Can I avoid this before my next colonoscopy? Yes. Ask in advance whether the anesthesia group is in your network, and ask whether moderate (conscious) sedation is an option — it sometimes doesn’t require a separate anesthesia provider at all. Get answers in writing.

Why didn’t anyone warn me the anesthesiologist was out of network? They’re supposed to disclose it, and under the No Surprises Act you generally can’t be balance-billed regardless. Lack of disclosure strengthens your case to have the bill voided.

What if my insurer says it processed everything correctly? Push back with the No Surprises Act language and escalate to a formal appeal. If your colonoscopy itself was incorrectly billed too, our bill after a free screening colonoscopy guide covers the other charges that show up.

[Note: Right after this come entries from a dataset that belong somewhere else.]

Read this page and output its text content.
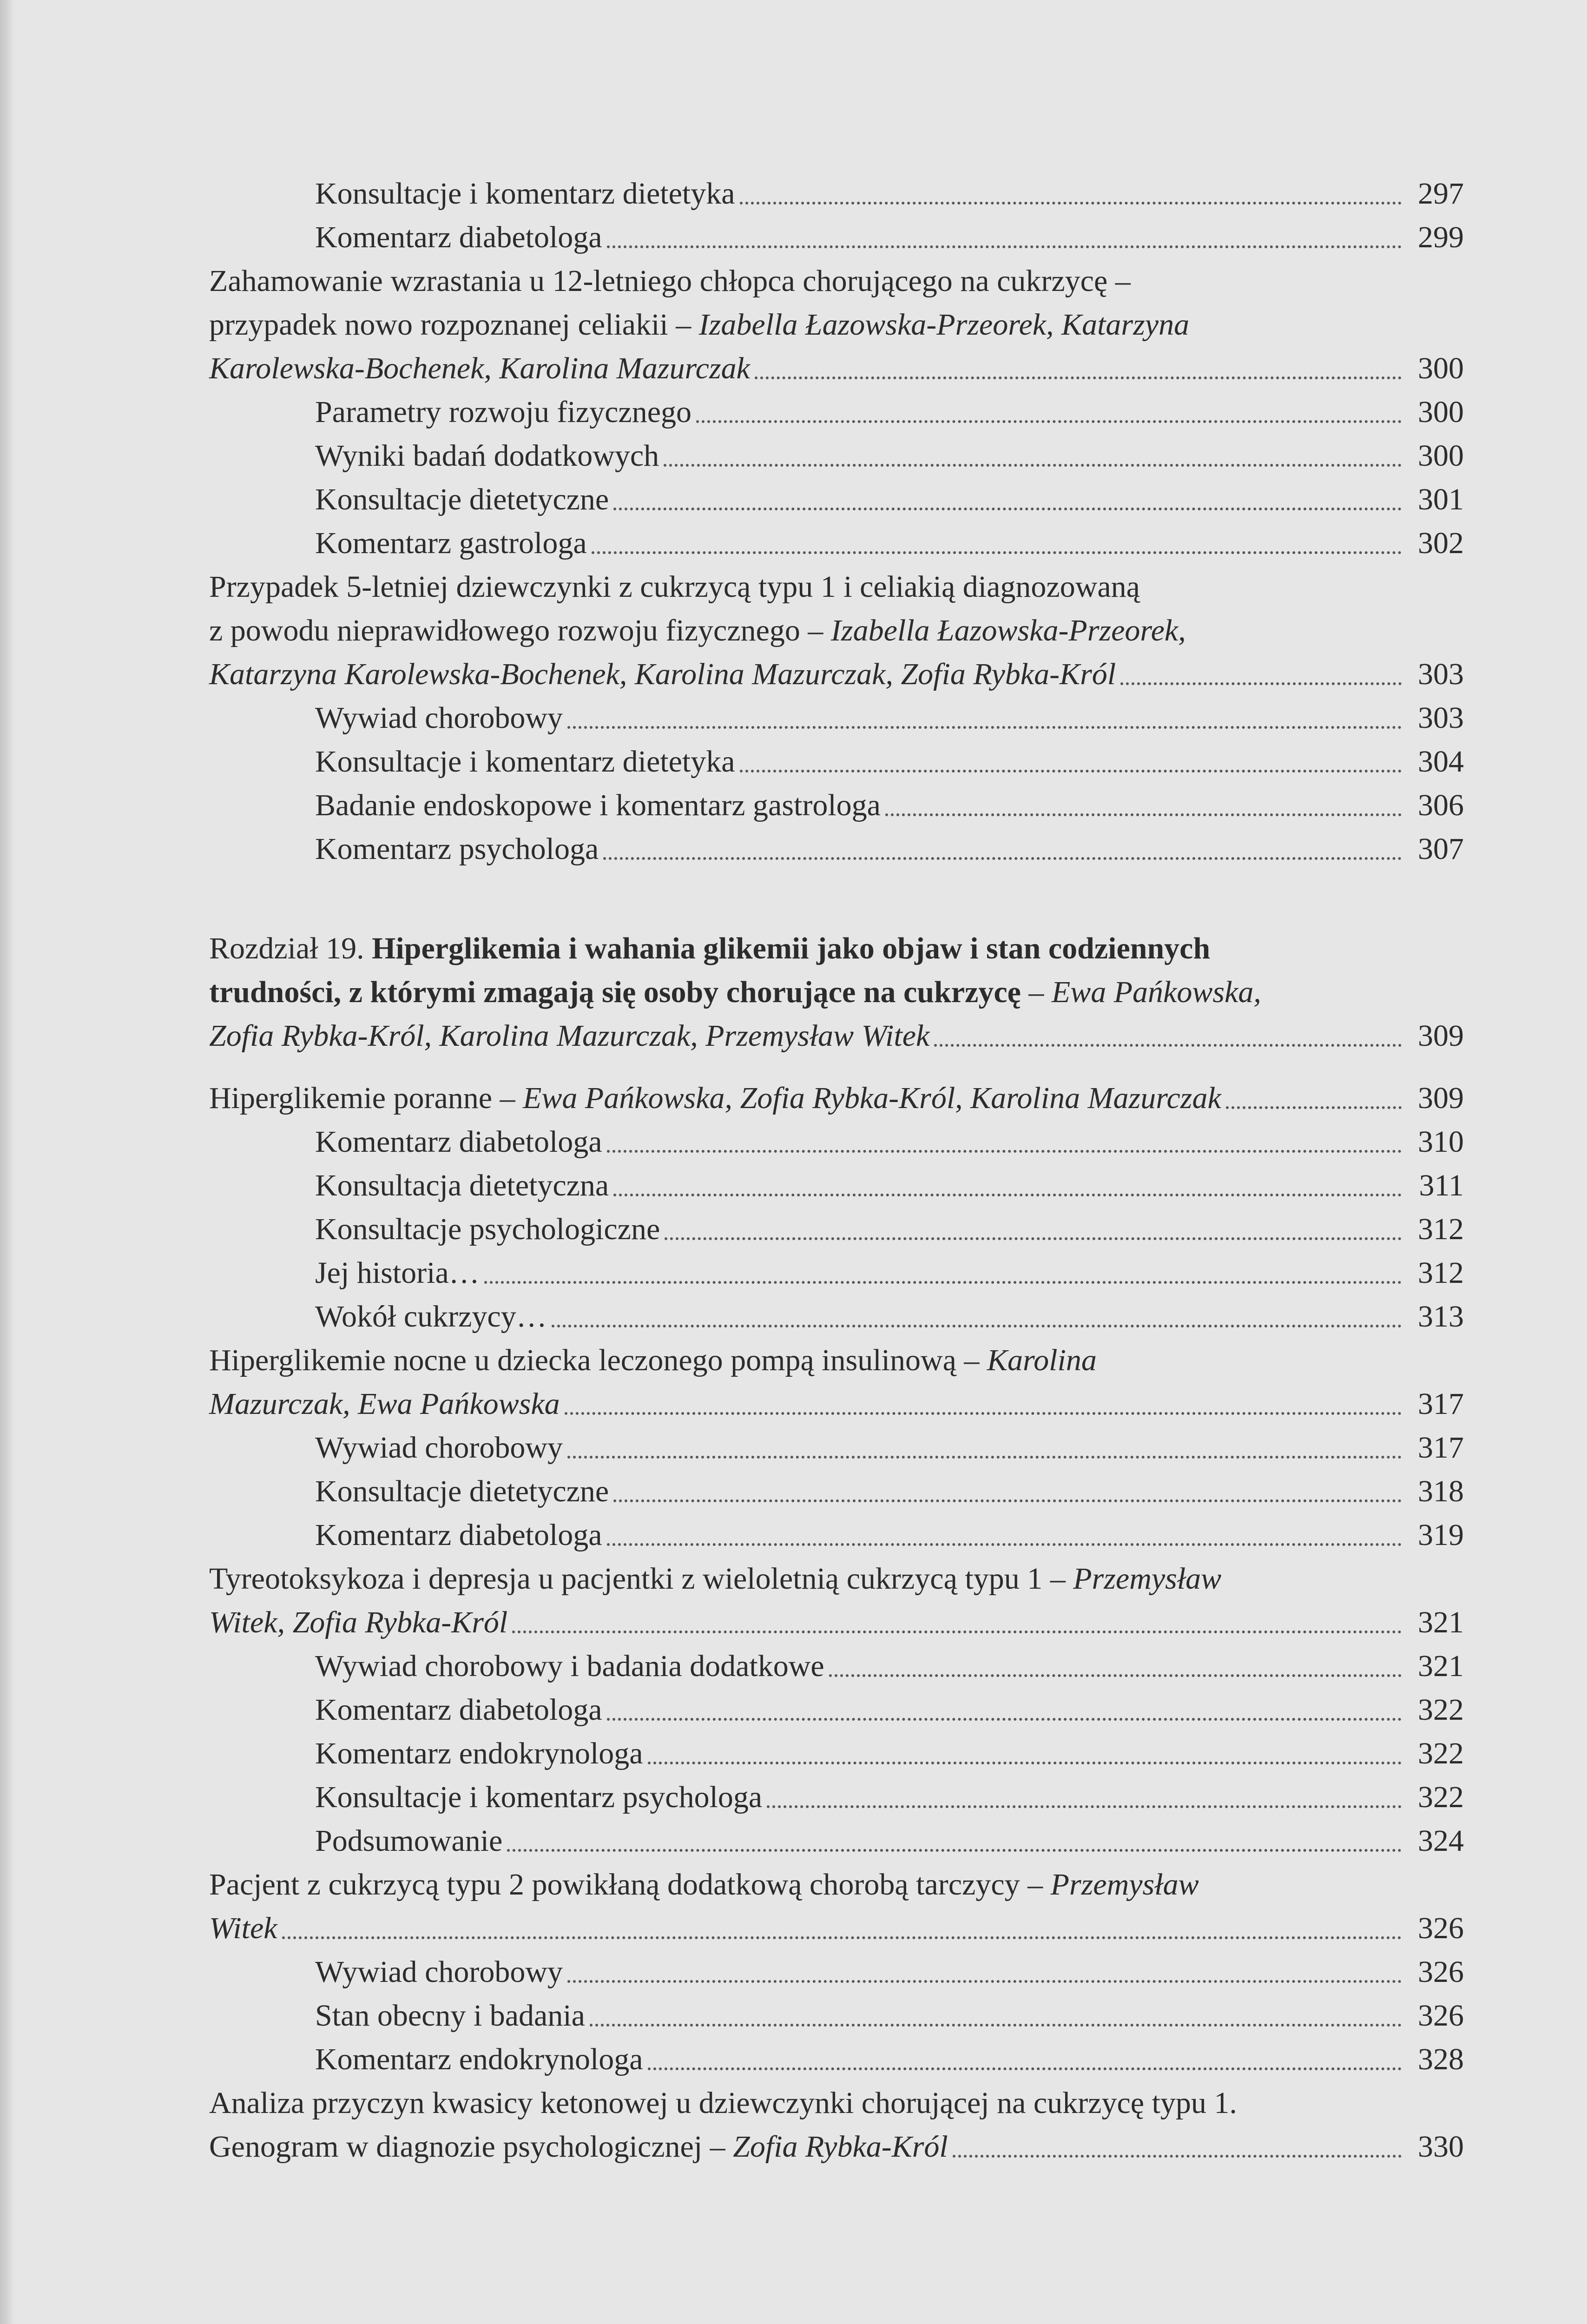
Konsultacje i komentarz dietetyka	297
Komentarz diabetologa	299
Zahamowanie wzrastania u 12-letniego chłopca chorującego na cukrzycę –
przypadek nowo rozpoznanej celiakii – Izabella Łazowska-Przeorek, Katarzyna
Karolewska-Bochenek, Karolina Mazurczak	300
Parametry rozwoju fizycznego	300
Wyniki badań dodatkowych	300
Konsultacje dietetyczne	301
Komentarz gastrologa	302
Przypadek 5-letniej dziewczynki z cukrzycą typu 1 i celiakią diagnozowaną
z powodu nieprawidłowego rozwoju fizycznego – Izabella Łazowska-Przeorek,
Katarzyna Karolewska-Bochenek, Karolina Mazurczak, Zofia Rybka-Król	303
Wywiad chorobowy	303
Konsultacje i komentarz dietetyka	304
Badanie endoskopowe i komentarz gastrologa	306
Komentarz psychologa	307
Rozdział 19. Hiperglikemia i wahania glikemii jako objaw i stan codziennych
trudności, z którymi zmagają się osoby chorujące na cukrzycę – Ewa Pańkowska,
Zofia Rybka-Król, Karolina Mazurczak, Przemysław Witek	309
Hiperglikemie poranne – Ewa Pańkowska, Zofia Rybka-Król, Karolina Mazurczak	309
Komentarz diabetologa	310
Konsultacja dietetyczna	311
Konsultacje psychologiczne	312
Jej historia…	312
Wokół cukrzycy…	313
Hiperglikemie nocne u dziecka leczonego pompą insulinową – Karolina
Mazurczak, Ewa Pańkowska	317
Wywiad chorobowy	317
Konsultacje dietetyczne	318
Komentarz diabetologa	319
Tyreotoksykoza i depresja u pacjentki z wieloletnią cukrzycą typu 1 – Przemysław
Witek, Zofia Rybka-Król	321
Wywiad chorobowy i badania dodatkowe	321
Komentarz diabetologa	322
Komentarz endokrynologa	322
Konsultacje i komentarz psychologa	322
Podsumowanie	324
Pacjent z cukrzycą typu 2 powikłaną dodatkową chorobą tarczycy – Przemysław
Witek	326
Wywiad chorobowy	326
Stan obecny i badania	326
Komentarz endokrynologa	328
Analiza przyczyn kwasicy ketonowej u dziewczynki chorującej na cukrzycę typu 1.
Genogram w diagnozie psychologicznej – Zofia Rybka-Król	330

Bottom line: an out-of-network anesthesia bill after an in-network colonoscopy is exactly what the No Surprises Act was built to stop. Don’t assume you owe it. Check the four conditions, dispute it, and in most cases that surprise bill simply goes away.

Disclaimer: Cost figures are estimates for US patients based on 2025–2026 published fee schedules, Medicare data, and FAIR Health benchmarks. Actual costs vary by location, provider, plan, and procedure complexity. This site does not provide medical advice. Always verify costs with your provider before scheduling.